Из диалога Булганина и Сталина
Зима и весна проскочили для Новикова словно короткометражка. Наступление готовилось со всем тщанием и по всем линиям, включая дезинформацию, которой занимался лично Судоплатов и осуществлял радиоцентр Корпуса. Несколько десятков взятых агентов давали командованию Еврорейха вроде бы разрозненную, но в целом объемную информацию о сроках, силах и средствах будущей стратегической операции, получившей название «Суворов».
Еврорейх тоже готовился к битве, подтягивая технику и людские резервы к линии фронта, надеясь встречным ударом опрокинуть готовые к удару войска. Как известно, армия, готовая к наступлению, сильно уязвима, и германо-французское командование хотело в полной мере использовать этот фактор.
Для блокирования высотных разведчиков были изготовлены даже специальные бомбардировщики с зенитными пушками на борту и пара десятков реактивных истребителей «Мессершмитт 262», которые забирались аж на двенадцать километров. Но КБ Антонова уже приготовило адекватный ответ, и разведчики ушли еще выше, на шестнадцать тысяч, где их уже не мог достать никто.
Кроме того, без сбоев работала служба радиоперехвата, и шифровки, вскрываемые с помощью вычислительных машин «Алдан-4», ложились на стол командования, позволяя контролировать ситуацию.
Двадцатого апреля, когда по данным немецкой разведки все советские войска находились на передовой и в ближайших тылах, Еврорейх подтянул к линии фронта всю артиллерию, которую смог собрать, и в режиме жесточайшей маскировки рассредоточил по узловым направлениям будущего наступления.
В полночь, после поступления приказа, командиры полков и отдельных батальонов вскрыли секретные пакеты, после чего последовал совсем короткий марш непосредственно к будущим огневым позициям.
Службы обеспечения заранее подвезли снаряды, обустроили орудийные дворики и даже обеспечили солдат горячей пищей.
К двум часа ночи артиллерия и войска были готовы, и на позициях все стихло. Даже беспокоящий огонь пулеметных точек по русским окопам прекратился в ожидании, когда заговорят большие калибры.
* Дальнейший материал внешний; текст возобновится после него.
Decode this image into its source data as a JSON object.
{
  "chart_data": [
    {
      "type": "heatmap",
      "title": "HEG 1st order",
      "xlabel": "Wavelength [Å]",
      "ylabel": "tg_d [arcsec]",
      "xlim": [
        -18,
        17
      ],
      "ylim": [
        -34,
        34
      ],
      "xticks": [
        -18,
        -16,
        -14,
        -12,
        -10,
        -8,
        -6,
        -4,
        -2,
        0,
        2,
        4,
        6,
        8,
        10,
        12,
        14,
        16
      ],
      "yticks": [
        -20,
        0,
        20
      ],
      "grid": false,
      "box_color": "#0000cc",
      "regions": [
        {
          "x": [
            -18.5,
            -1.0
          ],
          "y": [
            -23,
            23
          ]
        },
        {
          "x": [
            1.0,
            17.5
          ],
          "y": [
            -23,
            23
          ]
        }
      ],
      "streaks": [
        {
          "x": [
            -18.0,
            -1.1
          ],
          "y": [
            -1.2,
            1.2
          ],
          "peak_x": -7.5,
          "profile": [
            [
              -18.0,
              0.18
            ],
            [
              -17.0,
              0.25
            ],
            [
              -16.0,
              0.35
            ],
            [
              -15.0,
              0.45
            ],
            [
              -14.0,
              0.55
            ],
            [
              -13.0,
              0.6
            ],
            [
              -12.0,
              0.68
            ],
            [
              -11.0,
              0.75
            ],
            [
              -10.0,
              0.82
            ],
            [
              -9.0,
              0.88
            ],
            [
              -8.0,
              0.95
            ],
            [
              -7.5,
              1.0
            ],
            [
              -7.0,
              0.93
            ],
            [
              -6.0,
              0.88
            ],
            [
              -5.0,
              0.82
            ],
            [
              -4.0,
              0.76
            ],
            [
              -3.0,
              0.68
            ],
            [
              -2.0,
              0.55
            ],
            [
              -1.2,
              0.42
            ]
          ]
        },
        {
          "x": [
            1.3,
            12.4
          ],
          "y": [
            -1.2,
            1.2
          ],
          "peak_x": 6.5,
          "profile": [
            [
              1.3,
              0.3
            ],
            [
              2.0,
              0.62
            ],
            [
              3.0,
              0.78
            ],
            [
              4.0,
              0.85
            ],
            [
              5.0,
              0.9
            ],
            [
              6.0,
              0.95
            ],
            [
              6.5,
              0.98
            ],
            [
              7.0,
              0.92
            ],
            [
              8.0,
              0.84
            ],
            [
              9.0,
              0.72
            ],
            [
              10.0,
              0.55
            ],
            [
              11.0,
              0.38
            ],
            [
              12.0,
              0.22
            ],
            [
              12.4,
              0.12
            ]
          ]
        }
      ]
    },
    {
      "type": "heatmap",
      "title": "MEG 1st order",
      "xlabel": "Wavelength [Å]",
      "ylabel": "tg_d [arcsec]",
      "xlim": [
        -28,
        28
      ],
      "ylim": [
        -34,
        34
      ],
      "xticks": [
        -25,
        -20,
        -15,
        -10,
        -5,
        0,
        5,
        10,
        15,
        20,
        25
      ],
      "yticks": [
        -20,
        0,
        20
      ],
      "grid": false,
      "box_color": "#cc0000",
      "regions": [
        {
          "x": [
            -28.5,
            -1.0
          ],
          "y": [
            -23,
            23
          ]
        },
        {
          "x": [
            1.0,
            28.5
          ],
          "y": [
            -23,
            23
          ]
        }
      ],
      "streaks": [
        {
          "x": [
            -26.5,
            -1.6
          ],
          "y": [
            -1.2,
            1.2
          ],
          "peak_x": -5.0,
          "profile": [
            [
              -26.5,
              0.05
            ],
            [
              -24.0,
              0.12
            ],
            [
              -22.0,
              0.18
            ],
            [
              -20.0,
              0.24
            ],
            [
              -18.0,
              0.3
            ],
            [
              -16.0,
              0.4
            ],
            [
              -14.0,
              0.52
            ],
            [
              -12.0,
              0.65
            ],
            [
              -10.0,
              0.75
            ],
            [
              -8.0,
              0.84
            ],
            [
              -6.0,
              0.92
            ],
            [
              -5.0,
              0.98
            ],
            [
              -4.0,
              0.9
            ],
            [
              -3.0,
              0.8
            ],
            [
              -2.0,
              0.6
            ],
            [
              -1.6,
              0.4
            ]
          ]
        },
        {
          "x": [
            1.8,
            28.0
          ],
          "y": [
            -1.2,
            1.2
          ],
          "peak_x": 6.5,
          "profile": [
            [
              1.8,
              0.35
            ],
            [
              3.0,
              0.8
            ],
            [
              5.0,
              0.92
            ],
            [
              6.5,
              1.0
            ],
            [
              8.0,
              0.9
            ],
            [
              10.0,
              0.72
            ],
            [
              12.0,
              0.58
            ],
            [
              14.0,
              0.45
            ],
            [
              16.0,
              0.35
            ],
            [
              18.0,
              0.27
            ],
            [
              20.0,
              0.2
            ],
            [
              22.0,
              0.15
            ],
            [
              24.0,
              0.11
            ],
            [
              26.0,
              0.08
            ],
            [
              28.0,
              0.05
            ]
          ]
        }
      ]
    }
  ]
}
Но первой подала голос артиллерия Северо-Западного фронта. В три часа ночи реактивные установки РГК отстрелялись двумя десятками ракет по разведанным позициям артиллерии и штабам соединений. Через минуту в бой вступили системы залпового огня, залившие передовую сплошным морем разрывов и буквально испепелившие полосу будущего наступления.
Примерно та же ситуация творилась на Южном и на Западном фронтах. Только на Западном фронте тяжелые бомбардировщики еще и пробомбили узловые станции и важнейшие автодороги, так что за спиной группы армий Центр были лишь руины и полное бездорожье.